O acto teve como lemas colaterais, "Resistir á entrega em armas é resistir á paz", e "Anda de consciência tranquila e desarmada”.
Segundo a ministra, é preciso que se comece a perder o sentimento violento, atitude e comportamento agressivo para que se possa viver cada vez melhor e ter uma sociedade sã e tranquila.
“É preciso que a paz efectiva comece com o calar das armas, elas se calem também dentro das nossas mentes e pensemos justamente no desenvolvimento", reforçou.
Realçou que o mesmo (desenvolvimento) só será possível se houver paz em todas as vertentes na vida do cidadão.
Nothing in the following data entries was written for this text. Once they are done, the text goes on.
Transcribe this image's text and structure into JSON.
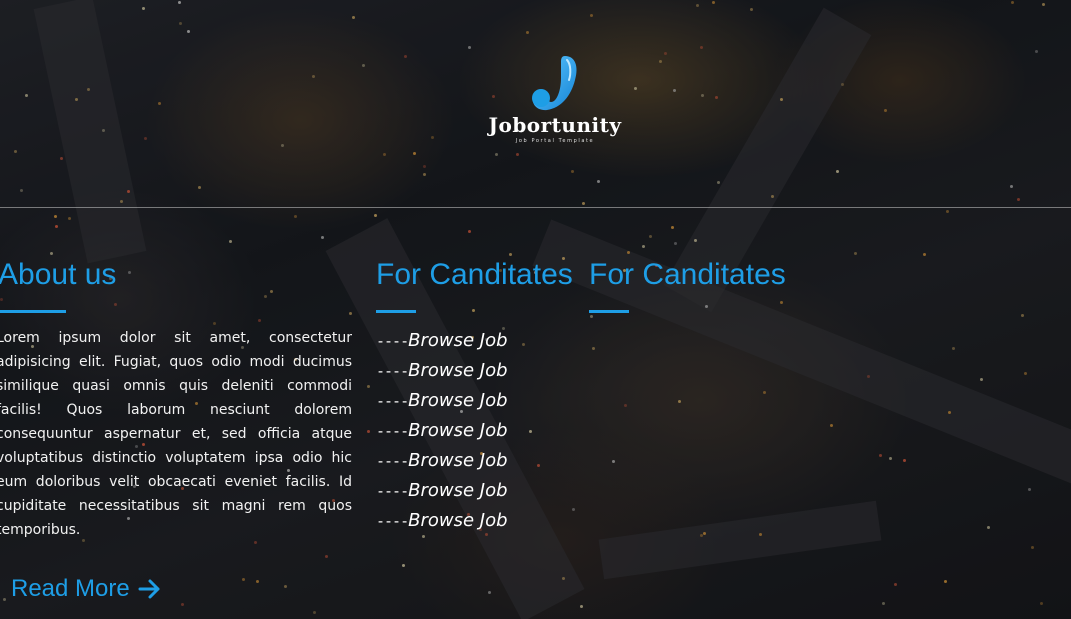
{
  "brand": {
    "name": "Jobortunity",
    "tagline": "Job Portal Template",
    "accent_color": "#1e9ee6",
    "logo_icon": "logo-j-drop-icon"
  },
  "about": {
    "title": "About us",
    "text": "Lorem ipsum dolor sit amet, consectetur adipisicing elit. Fugiat, quos odio modi ducimus similique quasi omnis quis deleniti commodi facilis! Quos laborum nesciunt dolorem consequuntur aspernatur et, sed officia atque voluptatibus distinctio voluptatem ipsa odio hic eum doloribus velit obcaecati eveniet facilis. Id cupiditate necessitatibus sit magni rem quos temporibus.",
    "read_more_label": "Read More",
    "read_more_icon": "arrow-right-icon"
  },
  "candidates": {
    "title": "For Canditates",
    "prefix": "----",
    "links": [
      "Browse Job",
      "Browse Job",
      "Browse Job",
      "Browse Job",
      "Browse Job",
      "Browse Job",
      "Browse Job"
    ]
  },
  "candidates_2": {
    "title": "For Canditates"
  },
  "background": {
    "description_icon": "night-city-background",
    "overlay_color": "#000000"
  }
}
Genoveva Lino acrescentou ainda que é necessário que não haja armas, não se use os utensílios de alimentação para matar e se pense sempre no amor a vida própria e a de outra, porque que só assim estaremos em condições plena para trabalhar para o desenvolvimento.
Segundo a responsável, no processo de desenvolvimento, as famílias devem ter uma participação activa pois são elas que constituem a sociedade.
A governante apelou aos pais e padrinhos para não fazerem ofertas de instrumentos que representem guerra, para as crianças possam crescer com uma mente de paz virada para o diálogo, amor e respeito à vida.